I just discovered that they deleted all my semicolons making all sorts of run together words, making me look like a complete moron. Cripes, that means I have to go back and FIX this crap.

It was peeeerfeeect!!!!

Not sure what "Farty" is all about, but since my sister's an artist, it's no doubt something really arty and creative. Or farty. Not sure.

Saturday, May 07, 2005

Dodgy todger

I forgot to mention that when I was in the little room getting ready for the pee-test, the nurse made me empty my pockets. She didn't frisk me to find a hidden piss-bag or phoney schlong, but it was still odd. At least I got to whizz with the door closed, but she told me not to flush.


I've been recommended for that third shift job, so today I had to go in for a drug test. I purposely didn't take a leak before I left the house so that I'd be assured of easily producing a sample. (I'm a bit pee-shy.) I ever filled up my car with gas, drove across town, and browsed in two different stores so that when it came time to pee I'd be ready.

The last time I did one of these tests, I just went in and did it. Today I had to wait. And waiting with a full bladder isn't enjoyable at all. It's also not enjoyable when you're an irritable misanthrope like I am. Just the sound of the other people's voices annoyed me to no end. Deep-voiced men and little kids particularly grated me this morning for some unknown reason.

There was a guy one seat down from me wearing tan saddle-shoes with shorts and white socks. Yes, tan saddle-shoes. These would be appropriate to wear if he were a girl in the 1950's who needed something to go with her poodle-skirt, but not something a grown man should be wearing with white socks and shorts.

Why do people let their children roam all over the waiting room? Why do people talk so loudly on their cellphones in waiting rooms?

This post's going nowhere, so I'll end it.

Wednesday, May 04, 2005

Feh, again

It's time for another blog post, since I haven't written one in who knows how long. I can't say that nothing's been going on around here, but I just don't feel like writing. I haven't even been writing in my journal that much.

I'm on new medication. So far I feel a little funny every now and then, but not "ha-ha" funny. This odd feeling is, I believe, either a side effect of the new medication or withdrawal from the old. Whatever.

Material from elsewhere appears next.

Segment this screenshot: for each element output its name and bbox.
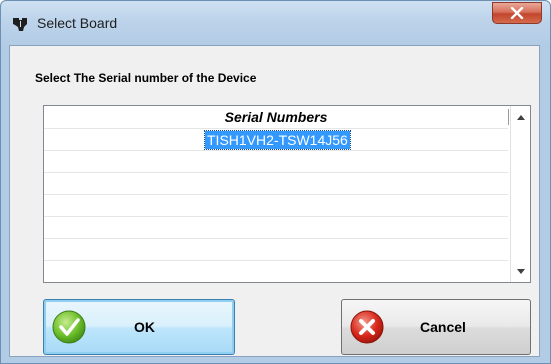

I may actually get hired to do something useful at the place I'm temping at. But it may be a third shift position, so if I get it, I'll be walking around in an even bigger daze than usual until I adjust. And who knows how long it'll take me to adjust to working at four o'clock in the goddamn morning.

I'd like to thank the asshats who ruined the Extreme Tracker thingy by clogging it with referrer spam that makes little sense. I'd like to thank them each personally with a flying kick to the nuts because I'm the type who likes to go that extra mile.

This post was going to be longer, but I can't think of anything else important to moan and groan about.